Large numbers of self-employed people 'facing poverty when they retire'
The pension position of the self-employed is worse than those in employment.
Findings from a survey by the Irish Brokers Association show most self-employed people have some pension benefits, but they are largely inadequate compared with their pre-retirement earnings.
Of those that have a pension, 41pc are still contributing to the fund, but more than one in five (22pc) are relying on preserved pension benefits from when they were employees.
Almost two-thirds (around 63pc) have a pension benefit, but the rest are set to be solely reliant on State funding in retirement.
This has prompted the Irish Brokers' Association to issue a warning to the Government that unless something is done to provide the self-employed with the same level of pension protection as is afforded to PAYE employees, then this demographic is likely to experience poverty in retirement.
Ciaran Phelan, chief executive of the Irish Brokers Association, said: "Six in 10 respondents in our survey have paid into, or are currently paying into, a contributory pension fund.
"But 22pc of those have stopped, and a further 37pc say they have nothing at all in terms of a retirement fund and are solely reliant on the State pension.
"We estimate that at least 59pc have not properly provided for retirement and an even greater percentage most likely don't have adequate provision in place," Mr Phelan said.
He added that, in contrast, 90pc to 100pc of State employees, and those in large traditional companies, have proper pensions.
"This is a wake-up call. There is a pension crisis looming and none will be hit harder than the self-employed".
The Irish Brokers' Association says that within the self-employed group there are some who are more adversely affected than others.

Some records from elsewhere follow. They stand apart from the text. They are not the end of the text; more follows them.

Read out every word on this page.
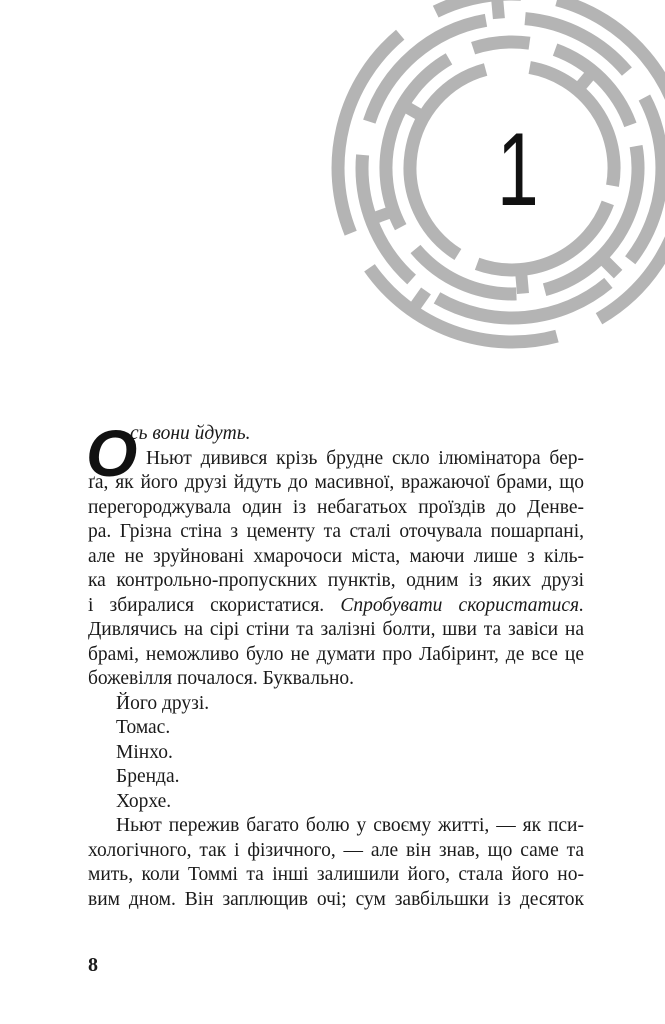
1
О
сь вони йдуть.
Ньют дивився крізь брудне скло ілюмінатора бер-
ґа, як його друзі йдуть до масивної, вражаючої брами, що
перегороджувала один із небагатьох проїздів до Денве-
ра. Грізна стіна з цементу та сталі оточувала пошарпані,
але не зруйновані хмарочоси міста, маючи лише з кіль-
ка контрольно-пропускних пунктів, одним із яких друзі
і збиралися скористатися. Спробувати скористатися.
Дивлячись на сірі стіни та залізні болти, шви та завіси на
брамі, неможливо було не думати про Лабіринт, де все це
божевілля почалося. Буквально.
Його друзі.
Томас.
Мінхо.
Бренда.
Хорхе.
Ньют пережив багато болю у своєму житті, — як пси-
хологічного, так і фізичного, — але він знав, що саме та
мить, коли Томмі та інші залишили його, стала його но-
вим дном. Він заплющив очі; сум завбільшки із десяток
8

"Unfortunately, our survey revealed that higher earners are far more likely to have a pension. Only 36pc of those who earn less than €50,000 have a contributory pension compared with 54pc of those who earn over €50,000."
However, the likelihood of a self-employed person having a pension improves the longer they've been running their own business.
More than a third of those who have been self-employed for less than five years have a contributory pension compared with almost half of those who have been self-employed for over 10 years.
Other findings from the Irish Brokers' Association survey include the fact that one in five of the self-employed expect that they will not be able to retire until at they are at least 71.
Another 20pc believe they will be over 71 when they retire.
The average age the self-employed person thinks they will retire is 68, three years later than the full retirement age at 65 years, and six years later than their ideal retirement age of 62 years.